Colada
Adiós a lavar la ropa que huele a humo o comida frita: esto es lo que hay que hacer en su lugar
Las salidas tienen su propio encanto hasta que llegas a casa y tu ropa huele a una mezcla indescifrable

Que si coges el metro, que si a cenar con amigos, a comprar, al trabajo…La ropa nos acompaña todo el día, recogiendo todos los aromas de allá a donde vayamos.
El olor a curry del puesto de la calle, ese ambientador demasiado fuerte de una tienda, el olor del alcantarillado… Al llegar a casa el gesto es automático: si olemos algo desagradable va directo a la lavadora.

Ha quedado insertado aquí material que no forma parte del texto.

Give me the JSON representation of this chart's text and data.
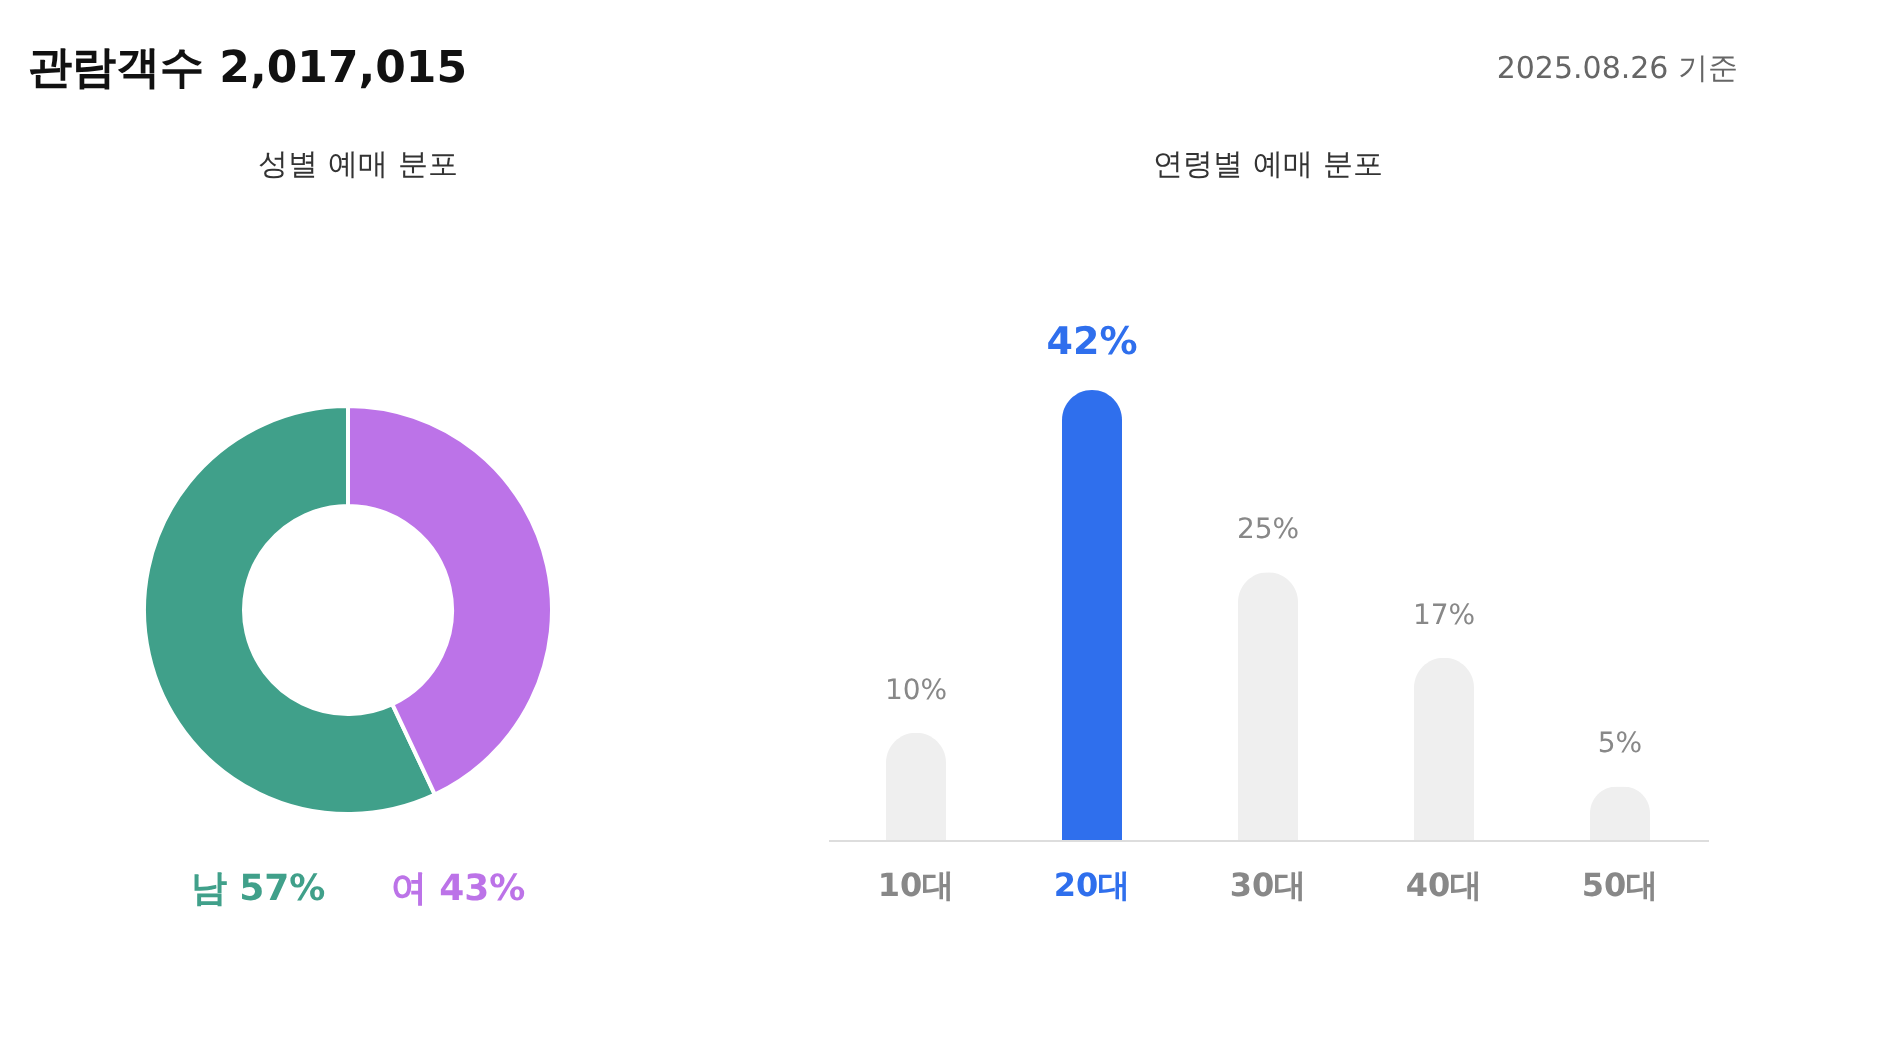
{
  "chart_data": [
    {
      "type": "donut",
      "title": "성별 예매 분포",
      "annotations": [
        "관람객수 2,017,015",
        "2025.08.26 기준"
      ],
      "categories": [
        "남",
        "여"
      ],
      "values": [
        57,
        43
      ],
      "colors": [
        "#40a08a",
        "#bc73e8"
      ],
      "value_labels": [
        "57%",
        "43%"
      ]
    },
    {
      "type": "bar",
      "title": "연령별 예매 분포",
      "categories": [
        "10대",
        "20대",
        "30대",
        "40대",
        "50대"
      ],
      "values": [
        10,
        42,
        25,
        17,
        5
      ],
      "colors": [
        "#efefef",
        "#2f6fed",
        "#efefef",
        "#efefef",
        "#efefef"
      ],
      "value_labels": [
        "10%",
        "42%",
        "25%",
        "17%",
        "5%"
      ]
    }
  ]
}
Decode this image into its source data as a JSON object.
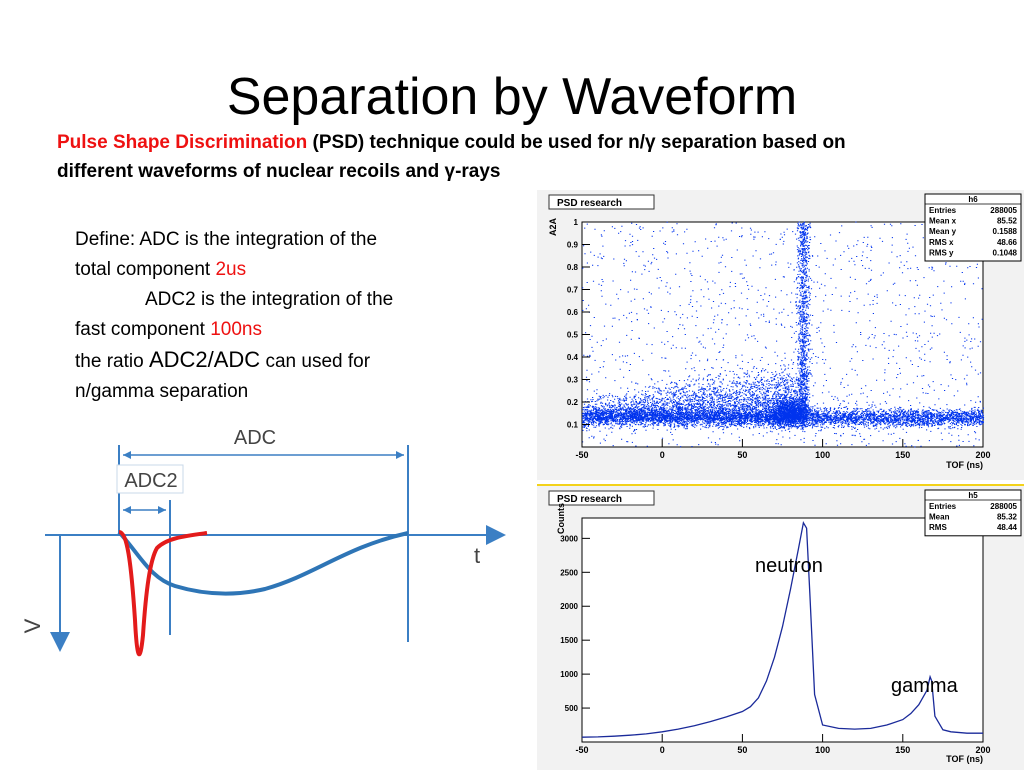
{
  "slide": {
    "title": "Separation by Waveform",
    "subtitle": {
      "highlight": "Pulse Shape Discrimination",
      "rest_line1": " (PSD) technique could be used for n/γ separation based on",
      "line2": "different waveforms of nuclear recoils and γ-rays"
    },
    "definition": {
      "l1": "Define: ADC is the integration of the",
      "l2a": "total component ",
      "l2b": "2us",
      "l3": "ADC2 is the integration of the",
      "l4a": "fast component ",
      "l4b": "100ns",
      "l5a": "the ratio ",
      "l5b": "ADC2/ADC",
      "l5c": "  can used for",
      "l6": "n/gamma separation"
    },
    "waveform_diagram": {
      "adc_label": "ADC",
      "adc2_label": "ADC2",
      "t_label": "t",
      "v_label": "V"
    }
  },
  "chart_data": [
    {
      "type": "scatter",
      "pad_title": "PSD research",
      "xlabel": "TOF (ns)",
      "ylabel": "A2A",
      "xlim": [
        -50,
        200
      ],
      "ylim": [
        0,
        1
      ],
      "x_ticks": [
        "-50",
        "0",
        "50",
        "100",
        "150",
        "200"
      ],
      "y_ticks": [
        "0.1",
        "0.2",
        "0.3",
        "0.4",
        "0.5",
        "0.6",
        "0.7",
        "0.8",
        "0.9",
        "1"
      ],
      "stats": {
        "name": "h6",
        "rows": [
          [
            "Entries",
            "288005"
          ],
          [
            "Mean x",
            "85.52"
          ],
          [
            "Mean y",
            "0.1588"
          ],
          [
            "RMS x",
            "48.66"
          ],
          [
            "RMS y",
            "0.1048"
          ]
        ]
      },
      "color": "#0033ee"
    },
    {
      "type": "line",
      "pad_title": "PSD research",
      "xlabel": "TOF (ns)",
      "ylabel": "Counts",
      "xlim": [
        -50,
        200
      ],
      "ylim": [
        0,
        3300
      ],
      "x_ticks": [
        "-50",
        "0",
        "50",
        "100",
        "150",
        "200"
      ],
      "y_ticks": [
        "500",
        "1000",
        "1500",
        "2000",
        "2500",
        "3000"
      ],
      "stats": {
        "name": "h5",
        "rows": [
          [
            "Entries",
            "288005"
          ],
          [
            "Mean",
            "85.32"
          ],
          [
            "RMS",
            "48.44"
          ]
        ]
      },
      "annotations": [
        "neutron",
        "gamma"
      ],
      "color": "#1a2a9a",
      "x": [
        -50,
        -40,
        -30,
        -20,
        -10,
        0,
        10,
        20,
        30,
        40,
        50,
        55,
        60,
        65,
        70,
        75,
        80,
        85,
        88,
        90,
        92,
        95,
        100,
        110,
        120,
        130,
        140,
        150,
        155,
        160,
        165,
        167,
        168,
        170,
        175,
        180,
        190,
        200
      ],
      "y": [
        70,
        75,
        85,
        100,
        120,
        150,
        190,
        240,
        300,
        370,
        450,
        520,
        650,
        900,
        1250,
        1700,
        2250,
        2850,
        3230,
        3150,
        2200,
        700,
        250,
        200,
        190,
        200,
        250,
        330,
        420,
        550,
        760,
        960,
        900,
        380,
        180,
        150,
        130,
        130
      ]
    }
  ]
}
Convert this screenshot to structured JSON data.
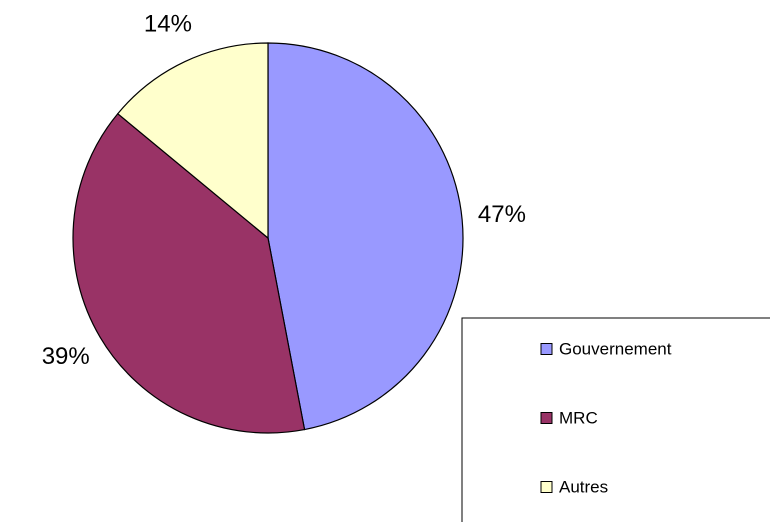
{
  "chart_data": {
    "type": "pie",
    "categories": [
      "Gouvernement",
      "MRC",
      "Autres"
    ],
    "values": [
      47,
      39,
      14
    ],
    "value_labels": [
      "47%",
      "39%",
      "14%"
    ],
    "colors": [
      "#9999ff",
      "#993366",
      "#ffffcc"
    ],
    "legend": "right"
  }
}
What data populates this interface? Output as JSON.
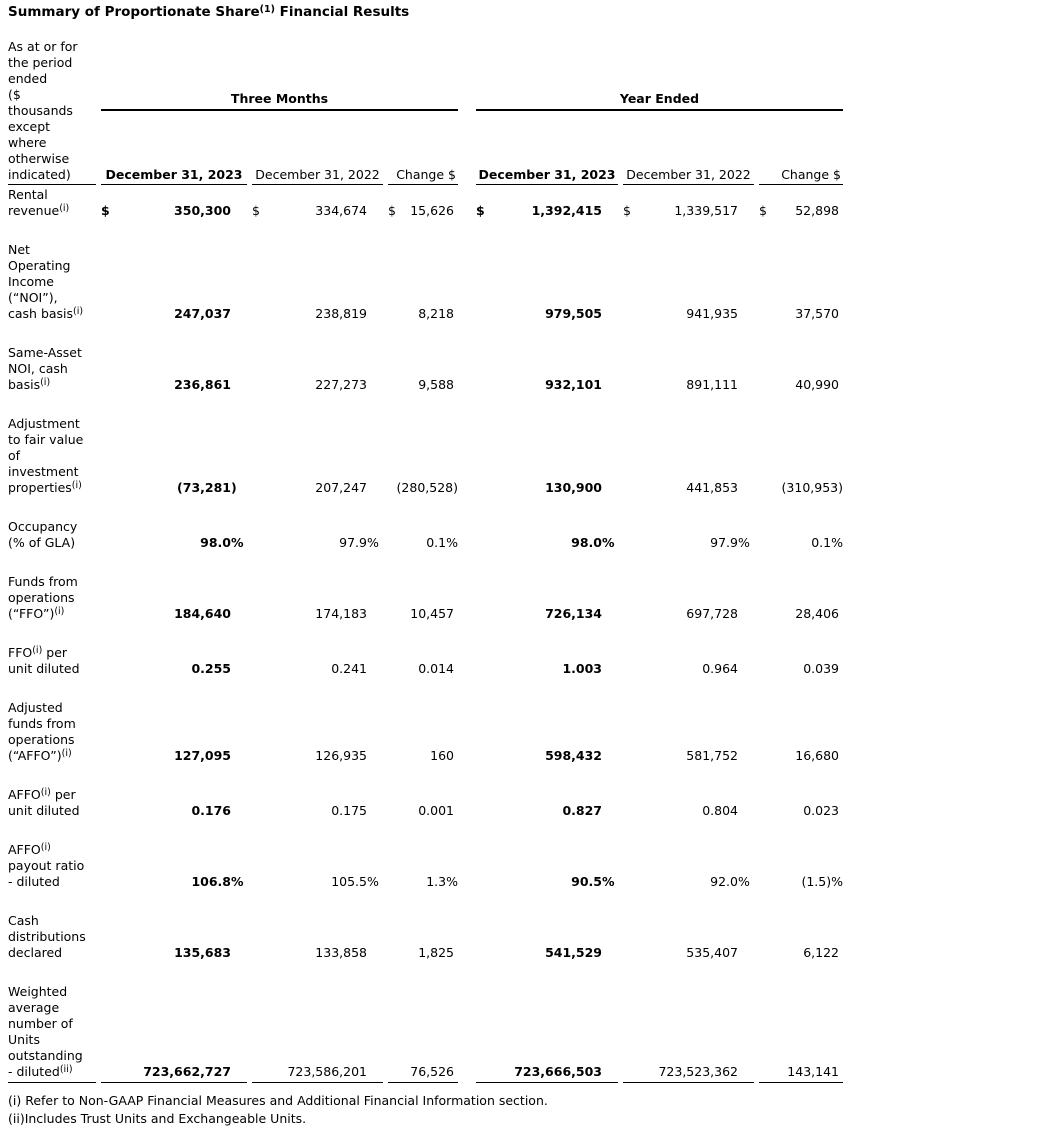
{
  "title": {
    "segments": [
      {
        "t": "Summary of Proportionate Share"
      },
      {
        "sup": "(1)"
      },
      {
        "t": " Financial Results"
      }
    ]
  },
  "table": {
    "corner_label": "As at or for\nthe period\nended\n($\nthousands\nexcept\nwhere\notherwise\nindicated)",
    "currency": "$",
    "group_headers": [
      "Three Months",
      "Year Ended"
    ],
    "columns": [
      "December 31, 2023",
      "December 31, 2022",
      "Change $",
      "December 31, 2023",
      "December 31, 2022",
      "Change $"
    ],
    "rows": [
      {
        "label": [
          {
            "t": "Rental\nrevenue"
          },
          {
            "sup": "(i)"
          }
        ],
        "dollar": true,
        "values": [
          "350,300",
          "334,674",
          "15,626",
          "1,392,415",
          "1,339,517",
          "52,898"
        ]
      },
      {
        "label": [
          {
            "t": "Net\nOperating\nIncome\n(“NOI”),\ncash basis"
          },
          {
            "sup": "(i)"
          }
        ],
        "values": [
          "247,037",
          "238,819",
          "8,218",
          "979,505",
          "941,935",
          "37,570"
        ]
      },
      {
        "label": [
          {
            "t": "Same-Asset\nNOI, cash\nbasis"
          },
          {
            "sup": "(i)"
          }
        ],
        "values": [
          "236,861",
          "227,273",
          "9,588",
          "932,101",
          "891,111",
          "40,990"
        ]
      },
      {
        "label": [
          {
            "t": "Adjustment\nto fair value\nof\ninvestment\nproperties"
          },
          {
            "sup": "(i)"
          }
        ],
        "values": [
          "(73,281)",
          "207,247",
          "(280,528)",
          "130,900",
          "441,853",
          "(310,953)"
        ]
      },
      {
        "label": [
          {
            "t": "Occupancy\n(% of GLA)"
          }
        ],
        "values": [
          "98.0%",
          "97.9%",
          "0.1%",
          "98.0%",
          "97.9%",
          "0.1%"
        ]
      },
      {
        "label": [
          {
            "t": "Funds from\noperations\n(“FFO”)"
          },
          {
            "sup": "(i)"
          }
        ],
        "values": [
          "184,640",
          "174,183",
          "10,457",
          "726,134",
          "697,728",
          "28,406"
        ]
      },
      {
        "label": [
          {
            "t": "FFO"
          },
          {
            "sup": "(i)"
          },
          {
            "t": " per\nunit diluted"
          }
        ],
        "values": [
          "0.255",
          "0.241",
          "0.014",
          "1.003",
          "0.964",
          "0.039"
        ]
      },
      {
        "label": [
          {
            "t": "Adjusted\nfunds from\noperations\n(“AFFO”)"
          },
          {
            "sup": "(i)"
          }
        ],
        "values": [
          "127,095",
          "126,935",
          "160",
          "598,432",
          "581,752",
          "16,680"
        ]
      },
      {
        "label": [
          {
            "t": "AFFO"
          },
          {
            "sup": "(i)"
          },
          {
            "t": " per\nunit diluted"
          }
        ],
        "values": [
          "0.176",
          "0.175",
          "0.001",
          "0.827",
          "0.804",
          "0.023"
        ]
      },
      {
        "label": [
          {
            "t": "AFFO"
          },
          {
            "sup": "(i)"
          },
          {
            "t": "\npayout ratio\n- diluted"
          }
        ],
        "values": [
          "106.8%",
          "105.5%",
          "1.3%",
          "90.5%",
          "92.0%",
          "(1.5)%"
        ]
      },
      {
        "label": [
          {
            "t": "Cash\ndistributions\ndeclared"
          }
        ],
        "values": [
          "135,683",
          "133,858",
          "1,825",
          "541,529",
          "535,407",
          "6,122"
        ]
      },
      {
        "label": [
          {
            "t": "Weighted\naverage\nnumber of\nUnits\noutstanding\n- diluted"
          },
          {
            "sup": "(ii)"
          }
        ],
        "values": [
          "723,662,727",
          "723,586,201",
          "76,526",
          "723,666,503",
          "723,523,362",
          "143,141"
        ]
      }
    ]
  },
  "footnotes": [
    "(i) Refer to Non-GAAP Financial Measures and Additional Financial Information section.",
    "(ii)Includes Trust Units and Exchangeable Units."
  ]
}
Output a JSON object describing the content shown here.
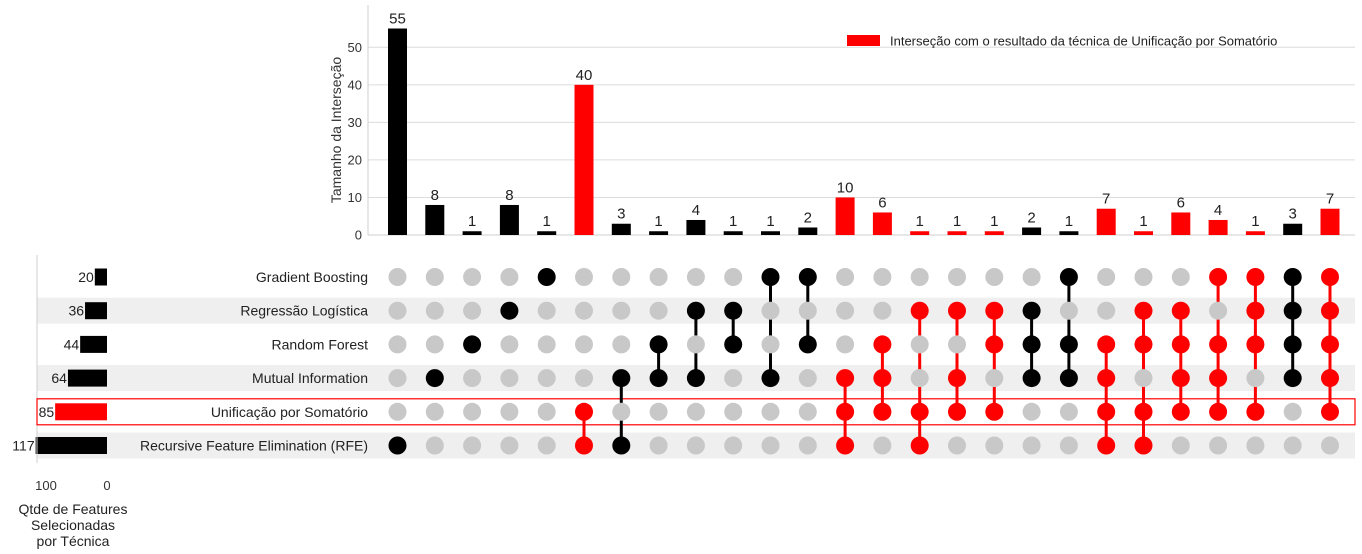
{
  "chart_data": {
    "type": "bar",
    "title": "",
    "ylabel": "Tamanho da Interseção",
    "ylim": [
      0,
      56
    ],
    "yticks": [
      0,
      10,
      20,
      30,
      40,
      50
    ],
    "legend": {
      "label": "Interseção com o resultado da técnica de Unificação por Somatório",
      "placement": "top-right"
    },
    "colors": {
      "highlight": "#ff0000",
      "normal": "#000000",
      "inactive": "#c8c8c8",
      "stripe": "#efefef"
    },
    "sets": [
      {
        "name": "Gradient Boosting",
        "size": 20,
        "highlight": false
      },
      {
        "name": "Regressão Logística",
        "size": 36,
        "highlight": false
      },
      {
        "name": "Random Forest",
        "size": 44,
        "highlight": false
      },
      {
        "name": "Mutual Information",
        "size": 64,
        "highlight": false
      },
      {
        "name": "Unificação por Somatório",
        "size": 85,
        "highlight": true
      },
      {
        "name": "Recursive Feature Elimination (RFE)",
        "size": 117,
        "highlight": false
      }
    ],
    "set_size_axis": {
      "label": "Qtde de Features Selecionadas por Técnica",
      "ticks": [
        100,
        0
      ],
      "xlim": [
        0,
        117
      ]
    },
    "intersections": [
      {
        "size": 55,
        "members": [
          5
        ],
        "highlight": false
      },
      {
        "size": 8,
        "members": [
          3
        ],
        "highlight": false
      },
      {
        "size": 1,
        "members": [
          2
        ],
        "highlight": false
      },
      {
        "size": 8,
        "members": [
          1
        ],
        "highlight": false
      },
      {
        "size": 1,
        "members": [
          0
        ],
        "highlight": false
      },
      {
        "size": 40,
        "members": [
          4,
          5
        ],
        "highlight": true
      },
      {
        "size": 3,
        "members": [
          3,
          5
        ],
        "highlight": false
      },
      {
        "size": 1,
        "members": [
          2,
          3
        ],
        "highlight": false
      },
      {
        "size": 4,
        "members": [
          1,
          3
        ],
        "highlight": false
      },
      {
        "size": 1,
        "members": [
          1,
          2
        ],
        "highlight": false
      },
      {
        "size": 1,
        "members": [
          0,
          3
        ],
        "highlight": false
      },
      {
        "size": 2,
        "members": [
          0,
          2
        ],
        "highlight": false
      },
      {
        "size": 10,
        "members": [
          3,
          4,
          5
        ],
        "highlight": true
      },
      {
        "size": 6,
        "members": [
          2,
          3,
          4
        ],
        "highlight": true
      },
      {
        "size": 1,
        "members": [
          1,
          4,
          5
        ],
        "highlight": true
      },
      {
        "size": 1,
        "members": [
          1,
          3,
          4
        ],
        "highlight": true
      },
      {
        "size": 1,
        "members": [
          1,
          2,
          4
        ],
        "highlight": true
      },
      {
        "size": 2,
        "members": [
          1,
          2,
          3
        ],
        "highlight": false
      },
      {
        "size": 1,
        "members": [
          0,
          2,
          3
        ],
        "highlight": false
      },
      {
        "size": 7,
        "members": [
          2,
          3,
          4,
          5
        ],
        "highlight": true
      },
      {
        "size": 1,
        "members": [
          1,
          2,
          4,
          5
        ],
        "highlight": true
      },
      {
        "size": 6,
        "members": [
          1,
          2,
          3,
          4
        ],
        "highlight": true
      },
      {
        "size": 4,
        "members": [
          0,
          2,
          3,
          4
        ],
        "highlight": true
      },
      {
        "size": 1,
        "members": [
          0,
          1,
          2,
          4
        ],
        "highlight": true
      },
      {
        "size": 3,
        "members": [
          0,
          1,
          2,
          3
        ],
        "highlight": false
      },
      {
        "size": 7,
        "members": [
          0,
          1,
          2,
          3,
          4
        ],
        "highlight": true
      }
    ]
  }
}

Sin embargo, ¿Sabías que esto no es siempre lo mejor?
Por qué la lavadora no es siempre la solución
Con cada centrifugado que pasa la tela se desgasta. El agua caliente expande las fibras, el escurrido las deforma, y los detergentes, incluso los más suaves, desgastan gradualmente la tela. Así mismo, los colores se destiñen, las lanas se endurecen y las telas delicadas pierden su forma.
En invierno la situación empeora. La ropa es más pesada y, a menudo, más cara, el lavado excesivo acorta significativamente su vida útil.
Además, hay que tener en cuenta que cada lavado innecesario supone un mayor consumo de agua y electricidad, lo cual, con las tarifas energéticas actuales, no es nada desdeñable.
Una solución "bajo cero"
Por muy extraño que pueda parecer el frío frío intenso es un gran aliado para neutralizar los olores.
Muy a menudo los olores desagradables a humo, sudor o comida se deben a las bacterias que permanecen en las fibras de la tela. Sin embargo, la temperatura muy baja inhibe su acción y reduce significativamente el olor sin agua, sin detergente y sin desgaste.
Además, este no es un método nuevo: Este ha sido utilizado durante años por los amantes del denim de calidad y de la moda sostenible, especialmente para prendas que no necesitan un lavado regular sino simplemente "refrescarse".
Cómo hacerlo de forma correcta
El proceso es sencillo, pero requiere un poco de atención:
Primero, dobla cuidadosamente la prenda y asegúrate de que esté completamente seca. Luego colócalo en una bolsa hermética (tipo zip). Esto es necesario para que no absorba olores y lo proteja de la humedad.
A continuación, ponlo en el congelador durante 12 a 24 horas.
Pasado ese tiempo sacárlo y déjalo que vuelva a temperatura ambiente de forma natural, extendido sobre una superficie plana.
Por último cuélgalo por un rato al aire libre o cerca de una ventana abierta para ventilarlo por última vez.
¿Que prendas se prestan más a este método?
La técnica del frío es ideal para:
- Suéteres de lana
- Ropa de cachemira
- blusas de seda
- Blazers que no se lavan con frecuencia
- Vaqueros, especialmente denim cruda
Por supuesto, este método no sustituye el lavado regular cuando hay manchas o suciedad incrustada. Sin embargo, para un simple olor a humo o a fritura, puede ser la solución.